Meski nasihat-nasihat, imbauan-imbauan para ulama,
ustadz-ustadzah tentang Valentine selalu didengungkan tiap bulan Pebruari, tapi
ternyata masih banyak orang tua para remaja yang masih berpemahaman salah
tentang Valentine’s Day. Valentine hanya dianggap sebagai budaya remaja modern
saja. Padahal ada bahaya besar di balik Valentine yang siap menerkam para
remaja. Ini yang tidak disadari para orang tua.
Tiap bulan Pebruari remaja yang notabene mengaku beragama
Islam ikut-ikutan sibuk mempersiapkan perayaan Valentine. Walau banyak
ustad-ustazah memperingatkan nilai-nilai akidah Kristen yang dikandung dalam
peringatan tersebut, namun hal itu tidak terlalu dipusingkan mereka. “Aku
ngerayain Valentine kan buat fun-fun aja….” begitu kata mereka.

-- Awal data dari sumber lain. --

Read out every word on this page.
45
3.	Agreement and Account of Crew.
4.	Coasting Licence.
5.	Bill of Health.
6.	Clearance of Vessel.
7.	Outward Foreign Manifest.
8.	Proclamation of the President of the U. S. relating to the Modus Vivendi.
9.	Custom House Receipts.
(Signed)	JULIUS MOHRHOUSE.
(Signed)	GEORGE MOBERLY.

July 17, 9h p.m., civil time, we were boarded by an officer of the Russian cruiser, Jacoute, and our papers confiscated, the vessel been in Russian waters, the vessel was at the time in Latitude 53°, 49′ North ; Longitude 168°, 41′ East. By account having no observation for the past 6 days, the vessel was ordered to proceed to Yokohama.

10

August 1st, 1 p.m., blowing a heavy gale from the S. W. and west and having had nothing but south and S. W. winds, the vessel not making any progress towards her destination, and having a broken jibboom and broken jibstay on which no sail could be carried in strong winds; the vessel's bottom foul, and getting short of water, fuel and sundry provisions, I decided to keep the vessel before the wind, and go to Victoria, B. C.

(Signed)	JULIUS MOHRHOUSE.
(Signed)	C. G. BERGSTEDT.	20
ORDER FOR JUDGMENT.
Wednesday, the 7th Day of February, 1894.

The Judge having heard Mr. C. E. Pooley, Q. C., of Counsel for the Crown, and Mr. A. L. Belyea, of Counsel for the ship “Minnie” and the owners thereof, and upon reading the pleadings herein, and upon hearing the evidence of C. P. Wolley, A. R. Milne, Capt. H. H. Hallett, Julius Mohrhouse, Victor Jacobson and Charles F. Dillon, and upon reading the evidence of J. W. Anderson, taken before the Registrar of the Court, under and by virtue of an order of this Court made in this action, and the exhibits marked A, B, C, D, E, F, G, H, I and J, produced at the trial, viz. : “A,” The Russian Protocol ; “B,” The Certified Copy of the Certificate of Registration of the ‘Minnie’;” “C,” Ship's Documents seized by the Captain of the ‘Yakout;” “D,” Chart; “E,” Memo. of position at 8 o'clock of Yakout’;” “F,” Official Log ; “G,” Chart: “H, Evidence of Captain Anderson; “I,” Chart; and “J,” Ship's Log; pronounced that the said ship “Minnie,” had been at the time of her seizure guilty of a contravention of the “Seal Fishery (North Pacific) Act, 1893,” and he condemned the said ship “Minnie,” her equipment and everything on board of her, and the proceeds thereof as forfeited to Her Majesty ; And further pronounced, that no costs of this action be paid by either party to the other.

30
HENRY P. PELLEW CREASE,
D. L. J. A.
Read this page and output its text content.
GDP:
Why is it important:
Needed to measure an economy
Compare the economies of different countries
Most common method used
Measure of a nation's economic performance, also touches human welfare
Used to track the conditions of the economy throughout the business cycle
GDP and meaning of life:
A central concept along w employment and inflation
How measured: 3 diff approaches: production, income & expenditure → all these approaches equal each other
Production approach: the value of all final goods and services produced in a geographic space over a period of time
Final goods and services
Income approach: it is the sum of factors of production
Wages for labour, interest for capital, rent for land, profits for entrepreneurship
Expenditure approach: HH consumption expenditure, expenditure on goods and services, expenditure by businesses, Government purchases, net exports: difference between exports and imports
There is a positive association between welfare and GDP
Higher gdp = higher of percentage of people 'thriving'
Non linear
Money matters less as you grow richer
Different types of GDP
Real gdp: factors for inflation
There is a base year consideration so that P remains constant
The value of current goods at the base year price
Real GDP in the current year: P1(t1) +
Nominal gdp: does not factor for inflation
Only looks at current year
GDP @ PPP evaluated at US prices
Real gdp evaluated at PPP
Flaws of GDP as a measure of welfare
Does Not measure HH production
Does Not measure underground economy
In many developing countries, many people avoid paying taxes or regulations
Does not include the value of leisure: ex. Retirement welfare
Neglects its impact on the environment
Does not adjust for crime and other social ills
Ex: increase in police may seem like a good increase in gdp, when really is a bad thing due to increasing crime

Tanggal 14 Pebruari dikatakan sebagai ‘Hari Kasih Sayang’.
Apa benar? Mari kita tilik sejarahnya.
Siapakah Valentine?
Tidak ada kejelasan, siapakah sesungguhnya yang bernama
Valentine. Beragam kisah dan semuanya hanyalah dongeng tentang sosok Valentine
ini. Tetapi setidaknya ada tiga dongeng yang umum tentang siapa Valentine.
Pertama, St
Valentine adalah seorang pemuda bernama Valentino yang kematiannya pada 14
Pebruari 269 M karena eksekusi oleh Raja Romawi, Claudius II (265-270).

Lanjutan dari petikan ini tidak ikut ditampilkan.